The one-year relative survival for patients diagnosed with oral cavity cancer in England between 1990–1992 and 2005–2007 has increased from 74% to 78% for men and from 74% to 80% for women. The three-year relative survival has also improved between 1990–1992 and 2003–2005, rising from 55% to 60% for men diagnosed and from 58% to 68% for women.30
The five-year relative survival for the most recently diagnosed cases of oral cavity cancer nationally is 56%9 while one- and five-year relative survival for palate cancer remains unchanged, with the five-year relative survival for the most recently diagnosed cases being 60%.
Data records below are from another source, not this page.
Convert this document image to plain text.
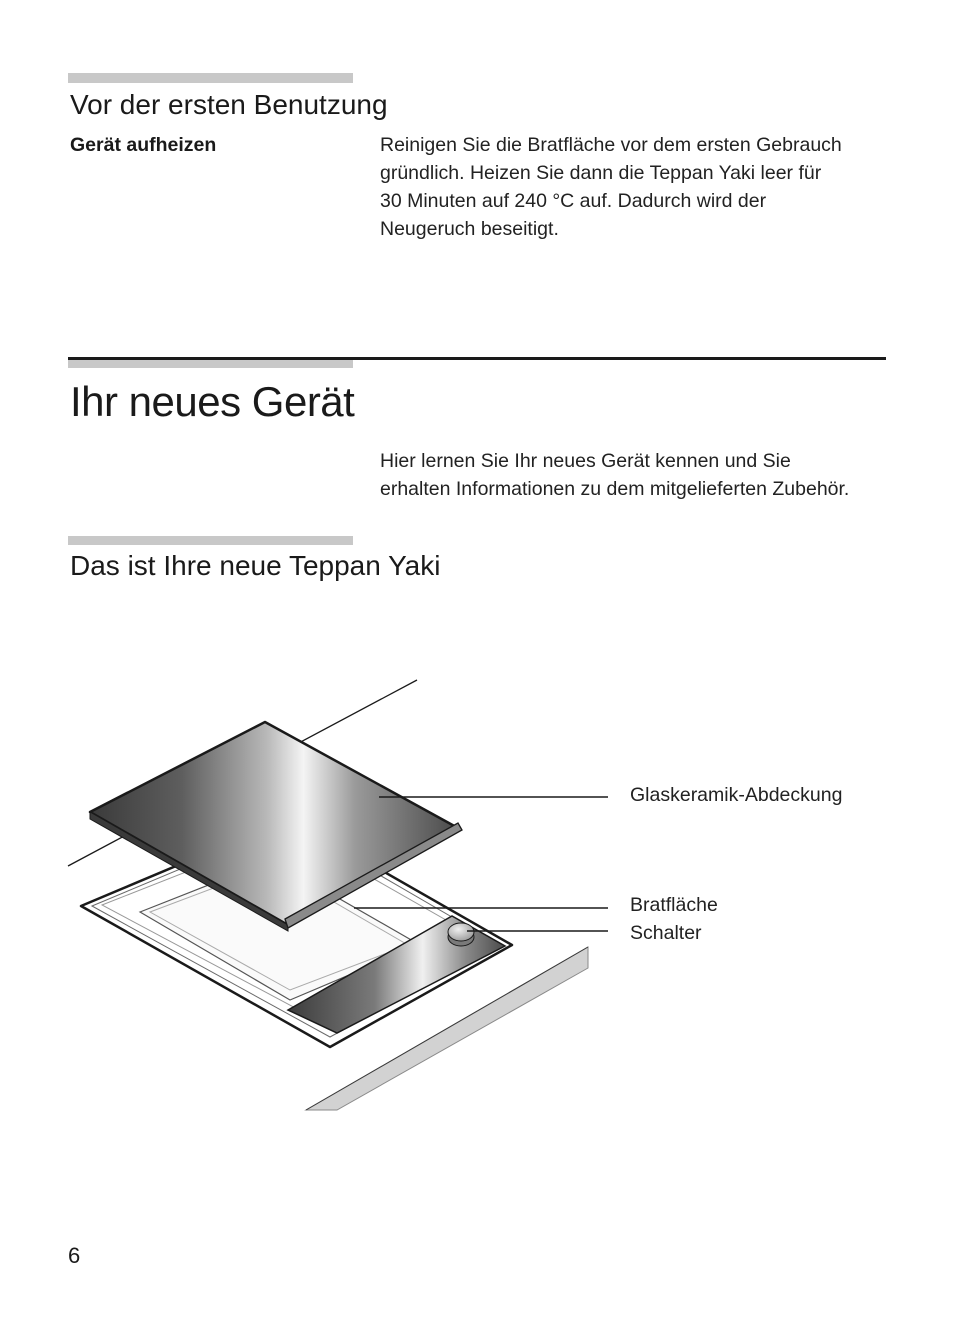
Vor der ersten Benutzung
Gerät aufheizen	Reinigen Sie die Bratfläche vor dem ersten Gebrauch
gründlich. Heizen Sie dann die Teppan Yaki leer für
30 Minuten auf 240 °C auf. Dadurch wird der
Neugeruch beseitigt.
Ihr neues Gerät
Hier lernen Sie Ihr neues Gerät kennen und Sie
erhalten Informationen zu dem mitgelieferten Zubehör.
Das ist Ihre neue Teppan Yaki
Glaskeramik-Abdeckung
Bratfläche
Schalter
6
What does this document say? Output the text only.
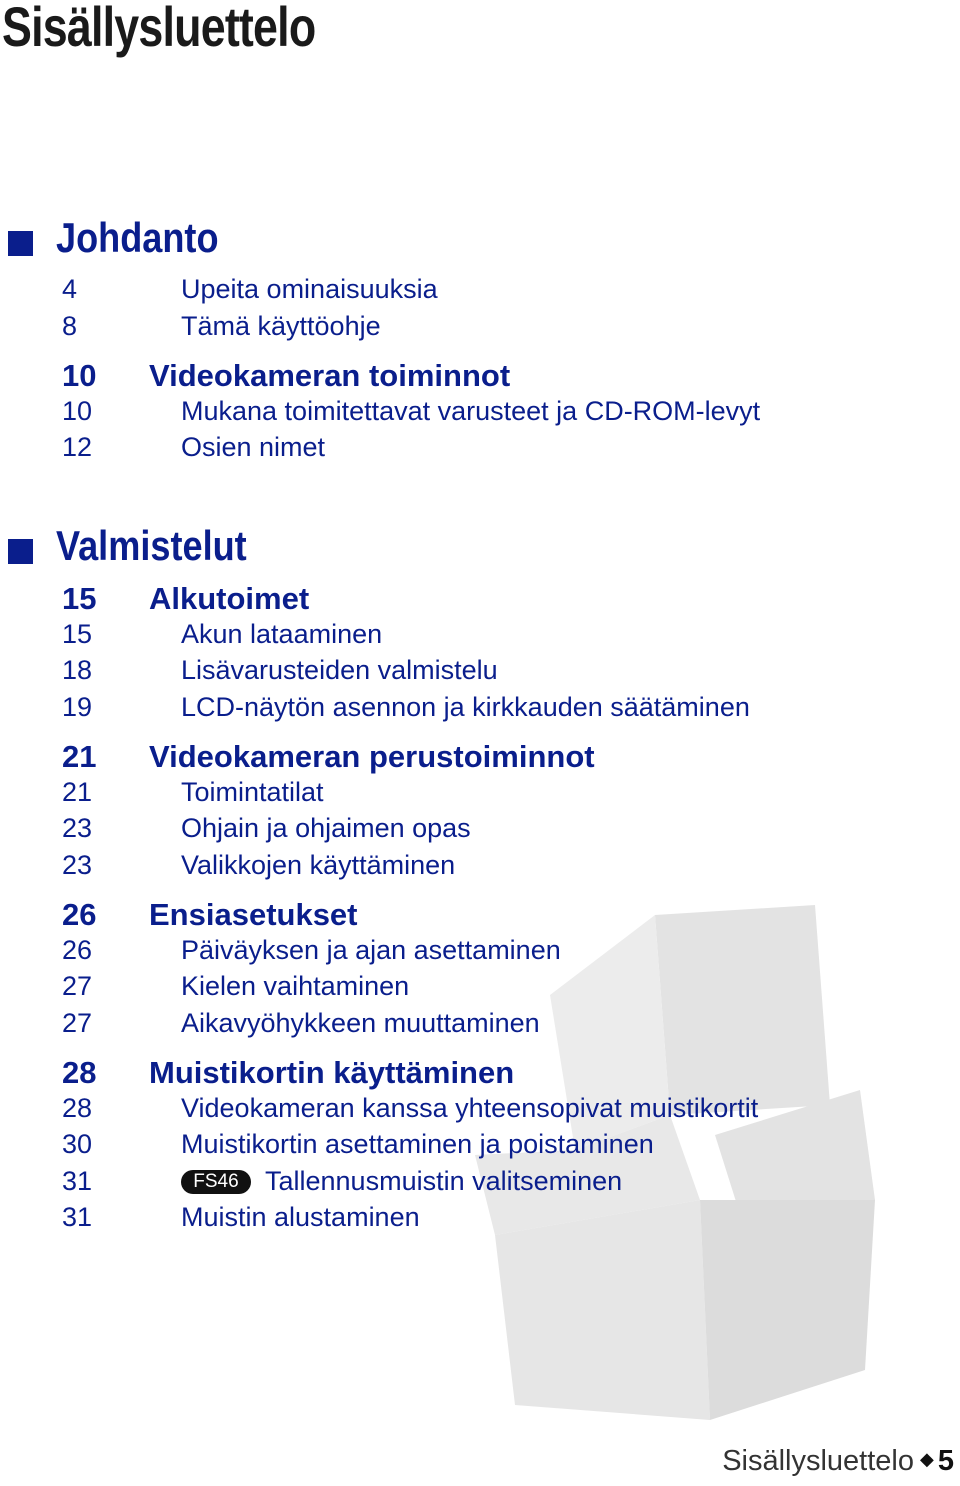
Sisällysluettelo
Johdanto
4	Upeita ominaisuuksia
8	Tämä käyttöohje
10 Videokameran toiminnot
10	Mukana toimitettavat varusteet ja CD-ROM-levyt
12	Osien nimet
Valmistelut
15 Alkutoimet
15	Akun lataaminen
18	Lisävarusteiden valmistelu
19	LCD-näytön asennon ja kirkkauden säätäminen
21 Videokameran perustoiminnot
21	Toimintatilat
23	Ohjain ja ohjaimen opas
23	Valikkojen käyttäminen
26 Ensiasetukset
26	Päiväyksen ja ajan asettaminen
27	Kielen vaihtaminen
27	Aikavyöhykkeen muuttaminen
28 Muistikortin käyttäminen
28	Videokameran kanssa yhteensopivat muistikortit
30	Muistikortin asettaminen ja poistaminen
31	FS46 Tallennusmuistin valitseminen
31	Muistin alustaminen
Sisällysluettelo ◆ 5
Social deprivation also appears to impact on survival, with worse outcomes in the more deprived groups.30 This may also explain significant regional disparity in both incidence and mortality rates observed, with higher rates in Scotland compared with the rest of England and Wales.
Study limitations
This study does not include tumour stage information, which would have been useful as it impacts survival depending on the tumour site. The higher the tumour stage, the worse the survival outcomes.8,9,12 The lack of sufficient tumour staging data at the TCR has been a recognised shortfall in data collection and quality for most cancers, including head and neck cancers, over the years.8 The reasons for this are multifactorial, including the submission of incomplete cancer data by the hospital cancer multidisciplinary teams and networks for both pre-treatment/clinical staging and pathological staging. In June 2013, the TCR published their findings on the completeness of MDT staging data received31 and there remains wide variability in the compliance of various NHS Trusts, albeit with noticeable improvements. Improving cancer data quality has increasingly been addressed by the surgeons, pathologists and registry teams over recent years.
Conclusion
Intra-oral cavity cancers are common in south-east England, with a current rising incidence of tongue, tongue base, gum and palate cancers. Current evidence suggests HPV as a contributing aetiology in the oropharyngeal group (including tongue base, tonsil, soft palate, and pharynx) along with the traditional risk factors of cigarette smoking and alcohol consumption.
There is wide variability in survival depending on tumour type, but worse prognosis for men, the elderly and those with synchronous tumours. Increasing awareness of the signs and symptoms of oral cavity cancers amongst the general population is advocated. Oral cancer risk-awareness programmes should be encouraged. Further studies are required to explain these trends.
Acknowledgments
This work was part of a thesis for a Masters’ degree in Public Health for the University of Liverpool UK. It featured as a podium presentation at the Young Scientists’ Forum, European Head and Neck Society Conference in Poland 2012. The abstract was subsequently published in the European Archives of Otolaryngology and Head and Neck.
We would like to thank the Thames Cancer Registry London for providing the anonymised dataset on lip, intra-oral cavity and tongue base cancers in south-east England over this study period. In particular, our appreciation goes to Vivian Mak (information team leader) and Tom Massey (information analyst).